Ainsi, le texte vient :

  • Interdire les opérations électorales dans les lieux de culte ;
  • Créer un dispositif permettant au préfet de fermer temporairement un lieu de culte où sont prononcés des discours qui provoquent à la haine ou à la violence envers une personne ou un groupe de personnes ou tendent à justifier ou encourager cette haine ou cette violence ;
  • Ouvrir la possibilité pour le juge de prononcer des interdictions de paraître dans un lieu de culte à l’égard d’une personne condamnée pour provocation à des actes de terrorisme ou provocation à la discrimination, à la haine ou à la violence à l’égard d’une personne ou d’un groupe de personnes.

ANNEXES

Zoom sur : les cellules départementales de lutte contre l'islamisme et le repli communautaire (CLIR)

Composition

La CLIR est une équipe pluridisciplinaire, placée sous l’autorité du préfet de département, et vise à coordonner l’action de l’ensemble des acteurs susceptibles de contribuer à la lutte contre l’islamisme et le repli communautaire.

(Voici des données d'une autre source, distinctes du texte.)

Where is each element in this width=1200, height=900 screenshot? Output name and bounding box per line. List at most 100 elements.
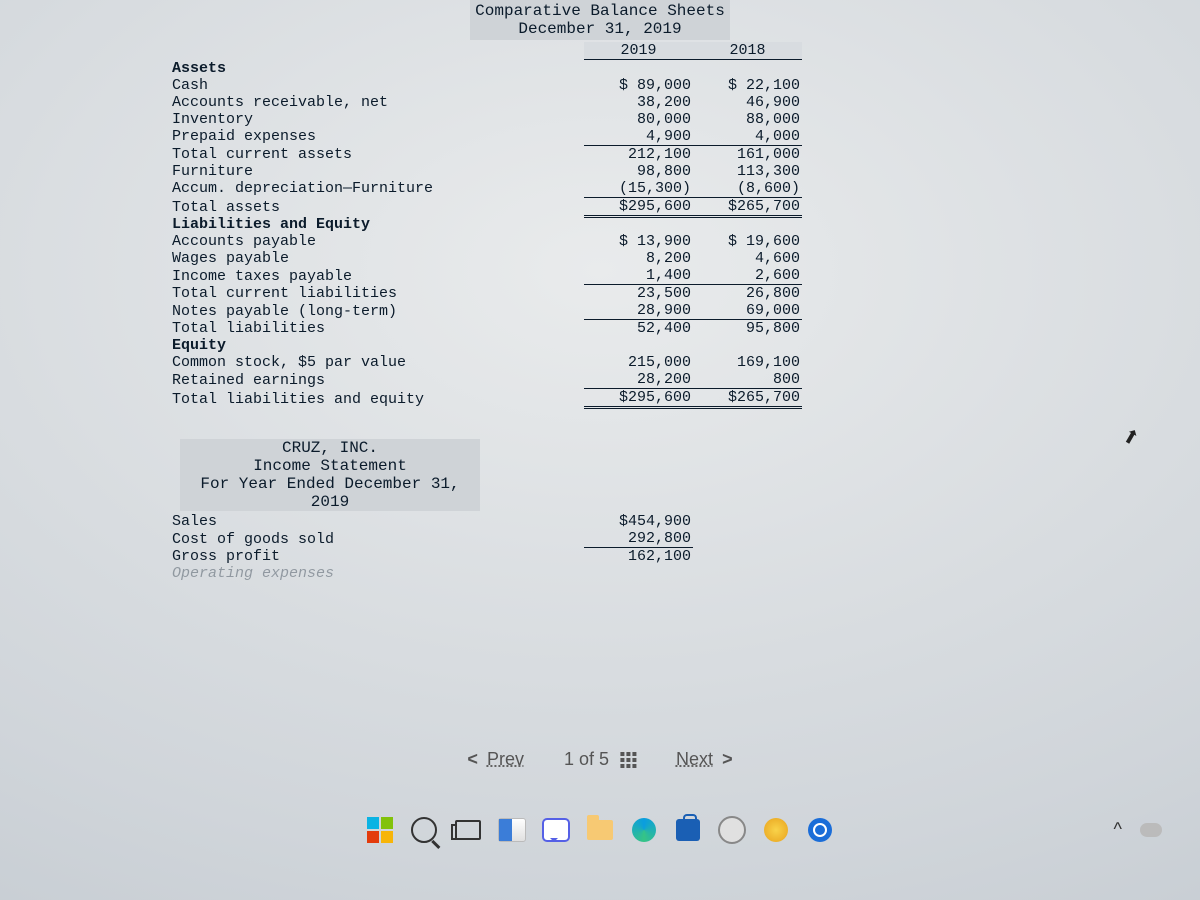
row-label: Inventory — [170, 111, 584, 128]
edge-icon — [632, 818, 656, 842]
cell-2019: 23,500 — [584, 285, 693, 303]
search-icon — [411, 817, 437, 843]
app3-button[interactable] — [805, 815, 835, 845]
cell-2018: 161,000 — [693, 145, 802, 163]
task-view-button[interactable] — [453, 815, 483, 845]
cell-2019: 98,800 — [584, 163, 693, 180]
cell-2019: 80,000 — [584, 111, 693, 128]
cell-2019: 52,400 — [584, 320, 693, 338]
table-row: Common stock, $5 par value215,000169,100 — [170, 354, 802, 371]
cell-2018: 169,100 — [693, 354, 802, 371]
camera-icon — [808, 818, 832, 842]
income-statement-title: CRUZ, INC. Income Statement For Year End… — [180, 439, 480, 511]
row-label: Total liabilities and equity — [170, 389, 584, 408]
cell-2019: $ 13,900 — [584, 233, 693, 250]
tray-expand[interactable]: ^ — [1114, 819, 1122, 840]
cell-value: $454,900 — [584, 513, 693, 530]
edge-button[interactable] — [629, 815, 659, 845]
table-row: Accounts receivable, net38,20046,900 — [170, 94, 802, 111]
cell-2018: 69,000 — [693, 302, 802, 320]
bs-title-line1: Comparative Balance Sheets — [470, 2, 730, 20]
cell-2019: 38,200 — [584, 94, 693, 111]
row-label: Accum. depreciation—Furniture — [170, 180, 584, 198]
is-title-line1: CRUZ, INC. — [180, 439, 480, 457]
row-label: Retained earnings — [170, 371, 584, 389]
start-button[interactable] — [365, 815, 395, 845]
explorer-button[interactable] — [585, 815, 615, 845]
table-row: Sales$454,900 — [170, 513, 693, 530]
cell-2018: 95,800 — [693, 320, 802, 338]
cell-2019: (15,300) — [584, 180, 693, 198]
assets-header: Assets — [170, 60, 584, 77]
cell-2018: 800 — [693, 371, 802, 389]
search-button[interactable] — [409, 815, 439, 845]
row-label: Wages payable — [170, 250, 584, 267]
is-title-line3: For Year Ended December 31, 2019 — [180, 475, 480, 511]
is-title-line2: Income Statement — [180, 457, 480, 475]
cell-2019: 28,900 — [584, 302, 693, 320]
row-label: Income taxes payable — [170, 267, 584, 285]
row-label: Total current assets — [170, 145, 584, 163]
table-row: Notes payable (long-term)28,90069,000 — [170, 302, 802, 320]
cell-2018: (8,600) — [693, 180, 802, 198]
cell-2019: $295,600 — [584, 389, 693, 408]
cell-2018: 2,600 — [693, 267, 802, 285]
row-label: Cost of goods sold — [170, 530, 584, 548]
cell-2019: 8,200 — [584, 250, 693, 267]
row-label: Total assets — [170, 197, 584, 216]
system-tray: ^ — [1114, 819, 1162, 840]
row-label: Notes payable (long-term) — [170, 302, 584, 320]
onedrive-icon[interactable] — [1140, 823, 1162, 837]
cell-2019: 212,100 — [584, 145, 693, 163]
row-label: Furniture — [170, 163, 584, 180]
table-row: Prepaid expenses4,9004,000 — [170, 128, 802, 146]
row-label: Prepaid expenses — [170, 128, 584, 146]
cell-2018: $265,700 — [693, 389, 802, 408]
table-row: Income taxes payable1,4002,600 — [170, 267, 802, 285]
windows-logo-icon — [367, 817, 393, 843]
cell-2018: 46,900 — [693, 94, 802, 111]
column-header-row: 2019 2018 — [170, 42, 802, 60]
income-statement-table: Sales$454,900Cost of goods sold292,800Gr… — [170, 513, 693, 582]
table-row: Accounts payable$ 13,900$ 19,600 — [170, 233, 802, 250]
cell-2018: $ 19,600 — [693, 233, 802, 250]
round-icon — [718, 816, 746, 844]
chat-button[interactable] — [541, 815, 571, 845]
cell-2018: 113,300 — [693, 163, 802, 180]
liabilities-header: Liabilities and Equity — [170, 216, 584, 233]
row-label: Gross profit — [170, 548, 584, 566]
chat-icon — [542, 818, 570, 842]
app2-button[interactable] — [761, 815, 791, 845]
prev-button[interactable]: < Prev — [463, 749, 524, 770]
balance-sheet-table: 2019 2018 Assets Cash$ 89,000$ 22,100Acc… — [170, 42, 802, 409]
cell-2019: $ 89,000 — [584, 77, 693, 94]
cell-2018: $ 22,100 — [693, 77, 802, 94]
table-row: Gross profit162,100 — [170, 548, 693, 566]
next-button[interactable]: Next > — [676, 749, 737, 770]
round-icon — [764, 818, 788, 842]
cell-value: 162,100 — [584, 548, 693, 566]
row-label: Common stock, $5 par value — [170, 354, 584, 371]
document-content: Comparative Balance Sheets December 31, … — [0, 0, 1200, 582]
page-position: 1 of 5 — [564, 749, 636, 770]
row-label: Accounts receivable, net — [170, 94, 584, 111]
app1-button[interactable] — [717, 815, 747, 845]
col-2018: 2018 — [693, 42, 802, 60]
chevron-left-icon: < — [467, 749, 478, 769]
table-row: Accum. depreciation—Furniture(15,300)(8,… — [170, 180, 802, 198]
row-label: Total liabilities — [170, 320, 584, 338]
table-row: Inventory80,00088,000 — [170, 111, 802, 128]
row-label: Operating expenses — [170, 565, 584, 582]
table-row: Furniture98,800113,300 — [170, 163, 802, 180]
cell-2018: $265,700 — [693, 197, 802, 216]
balance-sheet-title: Comparative Balance Sheets December 31, … — [470, 0, 730, 40]
widgets-button[interactable] — [497, 815, 527, 845]
cell-2018: 26,800 — [693, 285, 802, 303]
cell-2019: 4,900 — [584, 128, 693, 146]
table-row: Cost of goods sold292,800 — [170, 530, 693, 548]
cell-2019: 215,000 — [584, 354, 693, 371]
row-label: Cash — [170, 77, 584, 94]
grid-icon[interactable] — [620, 752, 636, 768]
store-button[interactable] — [673, 815, 703, 845]
cell-value: 292,800 — [584, 530, 693, 548]
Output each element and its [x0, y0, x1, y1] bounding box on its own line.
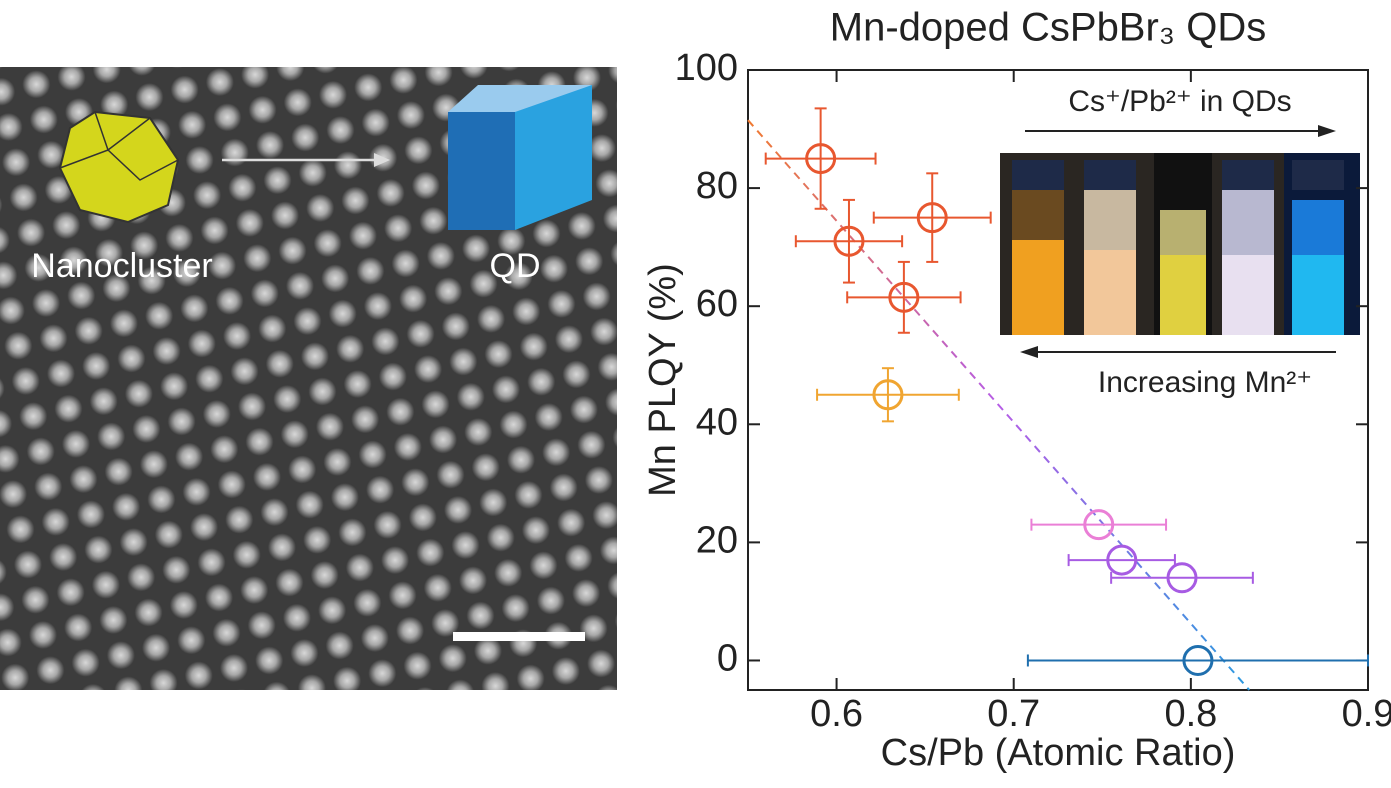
point: [916, 202, 948, 234]
vial-photo: [1000, 153, 1360, 335]
y-axis-label: Mn PLQY (%): [642, 263, 684, 497]
annotation: Increasing Mn²⁺: [1098, 366, 1312, 399]
chart-title: Mn-doped CsPbBr₃ QDs: [830, 6, 1266, 50]
icon-edge: [59, 149, 179, 181]
label: QD: [490, 247, 541, 285]
x-axis-label: Cs/Pb (Atomic Ratio): [881, 732, 1236, 774]
cube-front: [448, 112, 515, 230]
y-tick-label: 20: [696, 519, 738, 561]
y-tick-label: 0: [717, 638, 738, 680]
nanocluster-icon: [58, 110, 180, 224]
x-tick-label: 0.8: [1164, 693, 1217, 735]
y-tick-label: 80: [696, 165, 738, 207]
y-tick-label: 100: [675, 47, 738, 89]
point: [1166, 562, 1198, 594]
fit-line: [747, 119, 1251, 691]
arrow-head: [1318, 125, 1336, 137]
arrow-head: [1020, 346, 1038, 358]
x-tick-label: 0.6: [810, 693, 863, 735]
y-tick-label: 40: [696, 401, 738, 443]
point: [805, 143, 837, 175]
point: [872, 379, 904, 411]
cube-side: [515, 85, 592, 230]
arrow-head: [374, 153, 390, 167]
x-tick-label: 0.9: [1342, 693, 1391, 735]
scale-bar: [453, 632, 585, 641]
point: [1083, 509, 1115, 541]
y-tick-label: 60: [696, 283, 738, 325]
point: [1182, 644, 1214, 676]
x-tick-label: 0.7: [987, 693, 1040, 735]
annotation: Cs⁺/Pb²⁺ in QDs: [1068, 85, 1291, 118]
label: Nanocluster: [31, 247, 212, 285]
point: [888, 281, 920, 313]
plot-frame: [747, 69, 1369, 691]
point: [1106, 544, 1138, 576]
point: [833, 225, 865, 257]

Elle se compose du corps préfectoral, de la direction départementale des services de l’éducation nationale, de la direction départementale de la cohésion sociale, de la direction départementale de la protection des populations, de la direction départementale des finances publiques, de l’unité des directions régionales des entreprises, de la concurrence, du travail et de l’emploi, des forces de sécurité intérieure (gendarmerie nationale, police, services de renseignements) ainsi que de référents au sein de la CAF, de l’URSSAF ou encore de Pôle Emploi. L’autorité judiciaire, ainsi que les élus locaux, sont également des partenaires essentiels.

Missions

Les missions de la cellule départementale de lutte contre l’islamisme et le repli communautaire sont :

  • L’établissement d’un diagnostic de l’état de l’islamisme et du repli communautaire dans le département. Une cartographie partagée est élaborée, permettant une approche croisée et une vision
  • transversale élargie.
  • La centralisation et le partage des informations confidentielles sur les phénomènes d’islamisme et de repli communautaire.
  • Ces informations proviennent tant des administrations de l’État présentes sur le terrain, que des élus ou autres acteurs locaux.
  • L’engagement de contrôles sur la base des informations recueillies, sous l’autorité de la justice et dans le cadre des pouvoirs de police générale ou spéciale de police administrative.
  • Le suivi des infractions constatées.
  • La définition et la proposition d’une stratégie d’accompagnement ou d’offres alternatives, pour permettre un retour des valeurs et principes républicains, en lien avec les élus, les collectivités locales et les structures associatives partenaires.